Si scende per un sentiero che riflette un Sole Lunare, tutt’intorno i chiaroscuri di questa Natura impavida e selvaggia che odorano di fichi, olivi e fiori selvatici e contrastano immediatamente con le sovrastanti palme, questi scheletri grigi, composti nella loro solennità.
La composizione floreale si muove toccata da un semplice vento e in alto, annidati in cima ai minareti, i padroni di questo habit tropicale, una colonia intera di cicogne che, al rumore di voci sottostanti, fa sentire la propria presenza emettendo piccoli gridolii, suoni misteriosi che riecheggiano nella vallata, antichi e surreali.
Sembra una campagna ma non lo è. Sembra un giardino ma non lo è.
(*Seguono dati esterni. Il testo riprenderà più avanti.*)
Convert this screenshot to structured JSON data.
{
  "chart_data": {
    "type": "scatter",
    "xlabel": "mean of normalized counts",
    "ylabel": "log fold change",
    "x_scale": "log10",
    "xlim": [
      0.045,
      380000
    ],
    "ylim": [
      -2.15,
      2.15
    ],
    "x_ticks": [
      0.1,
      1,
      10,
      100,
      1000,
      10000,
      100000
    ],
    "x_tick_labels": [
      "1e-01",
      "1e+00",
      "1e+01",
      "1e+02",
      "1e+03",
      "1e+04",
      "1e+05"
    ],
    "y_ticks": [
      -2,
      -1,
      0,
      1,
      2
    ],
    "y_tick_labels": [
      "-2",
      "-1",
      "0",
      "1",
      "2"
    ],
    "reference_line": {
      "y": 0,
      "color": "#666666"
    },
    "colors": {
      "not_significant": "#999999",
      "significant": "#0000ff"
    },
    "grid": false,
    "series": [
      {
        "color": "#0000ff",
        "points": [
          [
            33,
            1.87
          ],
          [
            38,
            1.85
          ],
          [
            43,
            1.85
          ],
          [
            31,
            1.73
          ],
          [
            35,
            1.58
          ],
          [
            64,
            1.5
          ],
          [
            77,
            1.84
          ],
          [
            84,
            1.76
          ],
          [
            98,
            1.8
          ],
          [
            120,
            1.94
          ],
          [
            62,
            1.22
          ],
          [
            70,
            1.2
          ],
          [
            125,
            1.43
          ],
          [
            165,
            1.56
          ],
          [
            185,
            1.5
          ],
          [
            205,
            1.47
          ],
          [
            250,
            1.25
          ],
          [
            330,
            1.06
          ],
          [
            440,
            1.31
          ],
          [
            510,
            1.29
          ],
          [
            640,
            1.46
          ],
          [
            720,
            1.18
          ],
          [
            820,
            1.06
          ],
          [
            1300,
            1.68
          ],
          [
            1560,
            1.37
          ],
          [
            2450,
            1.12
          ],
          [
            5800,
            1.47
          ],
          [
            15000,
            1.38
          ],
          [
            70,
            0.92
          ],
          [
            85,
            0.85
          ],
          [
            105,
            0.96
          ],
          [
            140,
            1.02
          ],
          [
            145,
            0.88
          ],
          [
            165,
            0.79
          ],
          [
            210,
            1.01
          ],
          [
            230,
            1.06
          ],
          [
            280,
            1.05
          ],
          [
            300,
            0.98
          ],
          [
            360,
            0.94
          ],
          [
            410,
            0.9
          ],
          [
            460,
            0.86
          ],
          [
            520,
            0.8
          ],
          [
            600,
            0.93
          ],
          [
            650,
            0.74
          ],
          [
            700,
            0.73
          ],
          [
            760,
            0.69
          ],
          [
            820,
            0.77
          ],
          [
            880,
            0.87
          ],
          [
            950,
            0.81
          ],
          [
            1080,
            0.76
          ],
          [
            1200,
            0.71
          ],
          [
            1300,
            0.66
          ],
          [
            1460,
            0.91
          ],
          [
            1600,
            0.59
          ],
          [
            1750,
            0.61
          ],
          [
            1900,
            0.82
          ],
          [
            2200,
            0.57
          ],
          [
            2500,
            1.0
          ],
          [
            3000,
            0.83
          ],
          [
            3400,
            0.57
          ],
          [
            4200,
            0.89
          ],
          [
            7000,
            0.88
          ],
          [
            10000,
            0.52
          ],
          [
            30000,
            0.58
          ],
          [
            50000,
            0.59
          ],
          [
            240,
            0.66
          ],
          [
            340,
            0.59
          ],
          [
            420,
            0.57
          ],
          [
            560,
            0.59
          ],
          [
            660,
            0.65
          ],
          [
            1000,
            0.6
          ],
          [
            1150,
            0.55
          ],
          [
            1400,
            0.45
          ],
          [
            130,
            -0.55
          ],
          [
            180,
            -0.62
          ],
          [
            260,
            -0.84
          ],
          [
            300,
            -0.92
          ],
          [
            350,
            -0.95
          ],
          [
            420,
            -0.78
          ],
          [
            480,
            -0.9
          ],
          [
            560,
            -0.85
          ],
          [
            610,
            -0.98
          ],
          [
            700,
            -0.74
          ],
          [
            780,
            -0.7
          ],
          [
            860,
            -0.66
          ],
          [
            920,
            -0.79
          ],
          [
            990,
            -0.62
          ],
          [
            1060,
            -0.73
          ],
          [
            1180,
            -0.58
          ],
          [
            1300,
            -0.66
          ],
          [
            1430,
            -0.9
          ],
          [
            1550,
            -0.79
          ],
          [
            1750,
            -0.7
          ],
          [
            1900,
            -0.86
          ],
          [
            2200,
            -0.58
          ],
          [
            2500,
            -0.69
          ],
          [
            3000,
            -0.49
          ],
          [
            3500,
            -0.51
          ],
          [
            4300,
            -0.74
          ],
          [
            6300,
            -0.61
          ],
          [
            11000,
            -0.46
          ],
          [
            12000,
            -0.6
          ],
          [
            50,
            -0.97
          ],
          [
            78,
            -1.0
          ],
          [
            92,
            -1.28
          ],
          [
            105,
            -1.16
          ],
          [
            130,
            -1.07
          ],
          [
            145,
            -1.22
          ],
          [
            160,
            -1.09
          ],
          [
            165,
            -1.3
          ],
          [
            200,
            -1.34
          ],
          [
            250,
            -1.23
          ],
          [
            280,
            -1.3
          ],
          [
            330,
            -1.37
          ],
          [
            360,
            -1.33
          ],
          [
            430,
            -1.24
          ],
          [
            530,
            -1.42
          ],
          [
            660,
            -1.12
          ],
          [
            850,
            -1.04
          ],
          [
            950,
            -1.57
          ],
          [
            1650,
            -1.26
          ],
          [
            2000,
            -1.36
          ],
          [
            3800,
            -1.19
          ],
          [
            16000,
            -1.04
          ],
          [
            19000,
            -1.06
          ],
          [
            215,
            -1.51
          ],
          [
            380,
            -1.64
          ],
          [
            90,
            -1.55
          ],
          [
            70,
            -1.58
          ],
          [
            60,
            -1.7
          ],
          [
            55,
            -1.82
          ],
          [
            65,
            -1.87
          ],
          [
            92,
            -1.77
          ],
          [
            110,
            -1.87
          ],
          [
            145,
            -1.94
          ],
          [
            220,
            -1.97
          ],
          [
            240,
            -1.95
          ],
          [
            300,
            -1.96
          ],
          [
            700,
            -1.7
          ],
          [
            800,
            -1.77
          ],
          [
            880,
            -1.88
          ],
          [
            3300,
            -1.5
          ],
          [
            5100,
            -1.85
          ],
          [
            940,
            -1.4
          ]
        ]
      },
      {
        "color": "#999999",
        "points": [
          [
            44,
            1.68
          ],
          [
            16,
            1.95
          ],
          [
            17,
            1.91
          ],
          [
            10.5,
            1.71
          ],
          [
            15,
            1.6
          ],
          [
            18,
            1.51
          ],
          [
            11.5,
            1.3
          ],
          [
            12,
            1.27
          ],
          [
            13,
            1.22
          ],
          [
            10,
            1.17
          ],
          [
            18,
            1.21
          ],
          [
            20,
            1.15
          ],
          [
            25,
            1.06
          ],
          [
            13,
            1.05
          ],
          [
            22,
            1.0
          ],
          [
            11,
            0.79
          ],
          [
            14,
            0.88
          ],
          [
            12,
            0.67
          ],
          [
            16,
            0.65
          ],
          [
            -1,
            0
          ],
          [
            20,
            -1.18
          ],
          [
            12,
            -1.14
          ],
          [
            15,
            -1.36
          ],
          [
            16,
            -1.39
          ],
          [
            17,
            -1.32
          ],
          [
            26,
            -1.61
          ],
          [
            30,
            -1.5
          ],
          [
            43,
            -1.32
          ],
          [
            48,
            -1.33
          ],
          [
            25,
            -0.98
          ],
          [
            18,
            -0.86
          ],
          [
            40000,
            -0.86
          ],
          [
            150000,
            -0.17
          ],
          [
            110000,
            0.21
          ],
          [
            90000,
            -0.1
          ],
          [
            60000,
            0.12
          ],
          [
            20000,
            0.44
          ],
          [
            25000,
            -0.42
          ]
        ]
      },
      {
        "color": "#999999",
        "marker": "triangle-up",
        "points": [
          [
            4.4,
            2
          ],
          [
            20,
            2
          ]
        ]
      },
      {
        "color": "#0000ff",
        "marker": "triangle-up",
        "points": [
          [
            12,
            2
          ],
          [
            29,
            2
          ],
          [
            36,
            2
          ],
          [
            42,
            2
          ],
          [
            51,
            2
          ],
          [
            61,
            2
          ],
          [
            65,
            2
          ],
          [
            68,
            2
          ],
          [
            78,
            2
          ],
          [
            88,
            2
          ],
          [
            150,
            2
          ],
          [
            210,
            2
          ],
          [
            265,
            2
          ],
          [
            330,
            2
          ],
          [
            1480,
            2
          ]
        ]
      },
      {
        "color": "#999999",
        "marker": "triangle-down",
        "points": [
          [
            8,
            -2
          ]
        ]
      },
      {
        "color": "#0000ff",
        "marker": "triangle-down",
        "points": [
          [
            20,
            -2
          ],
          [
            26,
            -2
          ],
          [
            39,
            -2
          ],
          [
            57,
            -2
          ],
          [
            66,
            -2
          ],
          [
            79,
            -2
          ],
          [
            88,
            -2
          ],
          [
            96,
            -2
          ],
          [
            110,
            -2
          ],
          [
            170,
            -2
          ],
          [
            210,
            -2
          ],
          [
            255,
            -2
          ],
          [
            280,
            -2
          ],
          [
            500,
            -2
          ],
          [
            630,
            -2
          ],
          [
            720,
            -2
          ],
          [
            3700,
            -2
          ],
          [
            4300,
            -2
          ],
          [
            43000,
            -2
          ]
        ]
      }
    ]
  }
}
C’è una calamità armonica tra la parte romana e quella islamica che si lascia cullare dal verde intorno, anche se, la necropoli merinide -ovvero di dinastia berbera- venne eretta per cancellare la precedente città di Sala Colonia, come era chiamata al tempo dei romani.
Chellah è un luogo denso, calpestarne la terra fa fare un salto indietro nel tempo, ogni sentiero conduce a un Tempio, a una Tomba, a una Medersa, agli stessi Minareti e a una Vasca, detta delle Anguille. Le donne del posto, ancora oggi, vi portano uova sode da dare in pasto alle anguille perché, secondo tradizione, essendo un pesce simbolo di fertilità, favorirebbe i parti.
Ci sono delle persone, sedute, un ronzio di api. Sembrano in attesa di qualcosa o qualcuno. Mi guardo intorno e eccetto i turisti e l’insediamento non c’è nulla. Forse guardiani, insieme alle cicogne, del sito archeologico o forse, chissà, semplici abitanti di un luogo senza confini.
Gli rivolgo un sorriso e con questo gesto, penso, sto salutando il Marocco.
Mi si addensa un luccichio negli occhi ma lo ricaccio, non posso che sorridere pensando ai chilometri fatti. E subito mi vengono in mente frammenti che non ho descritto e che, magari, sull’aereo avrò modo di ricucire per completare la storia di questo paese da cui mi sono lasciata attraversare.